他者意識
「今出歩いてる奴らはみんな死ね」「自己責任なんだから感染しても病院へ行くな」と、どこにぶつけていいのか分からない気持ちをおじさん達は「そうかそうか」とサンドバッグさながら聴き受けているのだが、これらは「人に迷惑をかけるな」の言い換えであるにせよ、一方的に言っていたところで揉め事は店の奥にある在庫とおじさんの白髪の様に一向に増えるばかり。
ここだけを見ると自分の思い通りにならないストレスをただ人に向けて発散してるだけで、何故わざわざ店に来たり連絡までして吐き出すのかといえば何か周囲に言いにくい理由があると想像できるが、それは所謂孤立状態にあると言えなくもない。つまるところ摩擦の起きやすい体質と考えられる。
一方的に意見を言っては共感を得ようとする行動の裏には自分の「俺は間違っていない」という正しさを認めて欲しい気持ちが見え隠れしている。いわゆる承認欲求である。どこかの何かが渇いてるのね。

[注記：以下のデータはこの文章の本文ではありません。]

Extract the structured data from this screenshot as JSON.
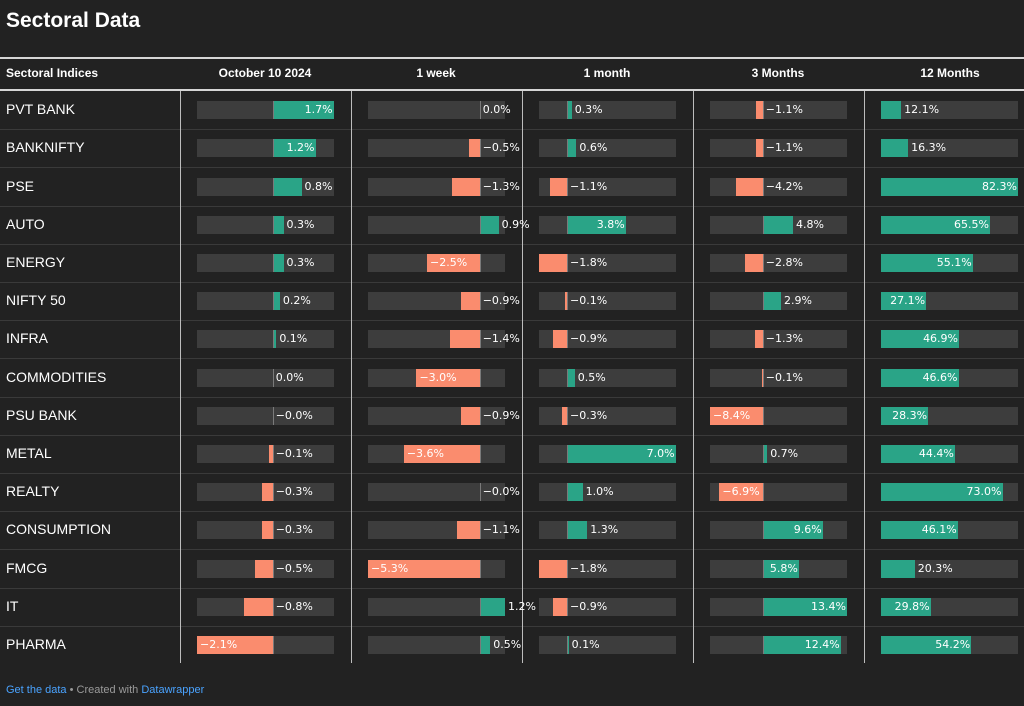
{
  "title": "Sectoral Data",
  "footer": {
    "get_data": "Get the data",
    "separator": " • Created with ",
    "tool": "Datawrapper"
  },
  "colors": {
    "positive": "#2aa487",
    "negative": "#fa8c6e",
    "track": "#3d3d3d",
    "background": "#222222"
  },
  "chart_data": {
    "type": "table",
    "row_header": "Sectoral Indices",
    "columns": [
      {
        "name": "October 10 2024",
        "range": [
          -2.1,
          1.7
        ]
      },
      {
        "name": "1 week",
        "range": [
          -5.3,
          1.2
        ]
      },
      {
        "name": "1 month",
        "range": [
          -1.8,
          7.0
        ]
      },
      {
        "name": "3 Months",
        "range": [
          -8.4,
          13.4
        ]
      },
      {
        "name": "12 Months",
        "range": [
          0,
          82.3
        ]
      }
    ],
    "rows": [
      {
        "name": "PVT BANK",
        "values": [
          1.7,
          0.0,
          0.3,
          -1.1,
          12.1
        ],
        "labels": [
          "1.7%",
          "0.0%",
          "0.3%",
          "−1.1%",
          "12.1%"
        ]
      },
      {
        "name": "BANKNIFTY",
        "values": [
          1.2,
          -0.5,
          0.6,
          -1.1,
          16.3
        ],
        "labels": [
          "1.2%",
          "−0.5%",
          "0.6%",
          "−1.1%",
          "16.3%"
        ]
      },
      {
        "name": "PSE",
        "values": [
          0.8,
          -1.3,
          -1.1,
          -4.2,
          82.3
        ],
        "labels": [
          "0.8%",
          "−1.3%",
          "−1.1%",
          "−4.2%",
          "82.3%"
        ]
      },
      {
        "name": "AUTO",
        "values": [
          0.3,
          0.9,
          3.8,
          4.8,
          65.5
        ],
        "labels": [
          "0.3%",
          "0.9%",
          "3.8%",
          "4.8%",
          "65.5%"
        ]
      },
      {
        "name": "ENERGY",
        "values": [
          0.3,
          -2.5,
          -1.8,
          -2.8,
          55.1
        ],
        "labels": [
          "0.3%",
          "−2.5%",
          "−1.8%",
          "−2.8%",
          "55.1%"
        ]
      },
      {
        "name": "NIFTY 50",
        "values": [
          0.2,
          -0.9,
          -0.1,
          2.9,
          27.1
        ],
        "labels": [
          "0.2%",
          "−0.9%",
          "−0.1%",
          "2.9%",
          "27.1%"
        ]
      },
      {
        "name": "INFRA",
        "values": [
          0.1,
          -1.4,
          -0.9,
          -1.3,
          46.9
        ],
        "labels": [
          "0.1%",
          "−1.4%",
          "−0.9%",
          "−1.3%",
          "46.9%"
        ]
      },
      {
        "name": "COMMODITIES",
        "values": [
          0.0,
          -3.0,
          0.5,
          -0.1,
          46.6
        ],
        "labels": [
          "0.0%",
          "−3.0%",
          "0.5%",
          "−0.1%",
          "46.6%"
        ]
      },
      {
        "name": "PSU BANK",
        "values": [
          -0.0,
          -0.9,
          -0.3,
          -8.4,
          28.3
        ],
        "labels": [
          "−0.0%",
          "−0.9%",
          "−0.3%",
          "−8.4%",
          "28.3%"
        ]
      },
      {
        "name": "METAL",
        "values": [
          -0.1,
          -3.6,
          7.0,
          0.7,
          44.4
        ],
        "labels": [
          "−0.1%",
          "−3.6%",
          "7.0%",
          "0.7%",
          "44.4%"
        ]
      },
      {
        "name": "REALTY",
        "values": [
          -0.3,
          -0.0,
          1.0,
          -6.9,
          73.0
        ],
        "labels": [
          "−0.3%",
          "−0.0%",
          "1.0%",
          "−6.9%",
          "73.0%"
        ]
      },
      {
        "name": "CONSUMPTION",
        "values": [
          -0.3,
          -1.1,
          1.3,
          9.6,
          46.1
        ],
        "labels": [
          "−0.3%",
          "−1.1%",
          "1.3%",
          "9.6%",
          "46.1%"
        ]
      },
      {
        "name": "FMCG",
        "values": [
          -0.5,
          -5.3,
          -1.8,
          5.8,
          20.3
        ],
        "labels": [
          "−0.5%",
          "−5.3%",
          "−1.8%",
          "5.8%",
          "20.3%"
        ]
      },
      {
        "name": "IT",
        "values": [
          -0.8,
          1.2,
          -0.9,
          13.4,
          29.8
        ],
        "labels": [
          "−0.8%",
          "1.2%",
          "−0.9%",
          "13.4%",
          "29.8%"
        ]
      },
      {
        "name": "PHARMA",
        "values": [
          -2.1,
          0.5,
          0.1,
          12.4,
          54.2
        ],
        "labels": [
          "−2.1%",
          "0.5%",
          "0.1%",
          "12.4%",
          "54.2%"
        ]
      }
    ]
  }
}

しかし今はそのどこの何が渇いてるかは置いておくことにして。
自分の思い通りにならないことはそこかしこに存在するが、このストレスは他者意識を養う事で幾分も軽減される。何故この他者意識が持てないのかは各々の環境がそうさせてきたのだろうが、気持ちさえあれば今からでも養うことはできる。
その方法とはやはり読書であり、物語を追うものが手っ取り早くて好ましい。様々な登場人物の環境や行動を疑似体験し、その心の動きを巧みな文章で味わいながら自身の気持ちと比較し他者の気持ちを想像する材料にするのだが、特に連作ものと言われる作品は双方の視点から明確に書かれているため素材として分かりやすい。勘違いや思い込みから発展する気持ちのすれ違いは日常においてもごく当たり前にあり、ことによっては修復不可能な関係を作ってしまうこともあるが、こういった背景は常套手段のようで、作品も無数に存在するらしい。らしい。そこまでの量を読んでないので言い切れないおじさんを許しておくれ。

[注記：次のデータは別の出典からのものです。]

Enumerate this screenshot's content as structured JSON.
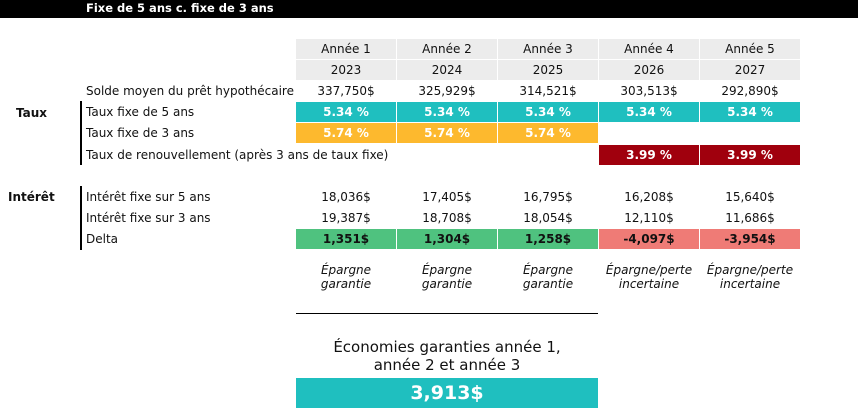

目の前で自分の理解を超えるような事が起こっても双方が一方的に意見を押し付け合うのではなく、お互いがどんな立場からそのような発想に至り行動したかの背景を考えると、相互理解に繋がり少しでも過ごしやすくなるのではないかと思う。他者意識。この先最も必要なものだと感じてます。
どんな活かし方も自分次第。やはり本は良い。皆様でもっと本を読みませんか?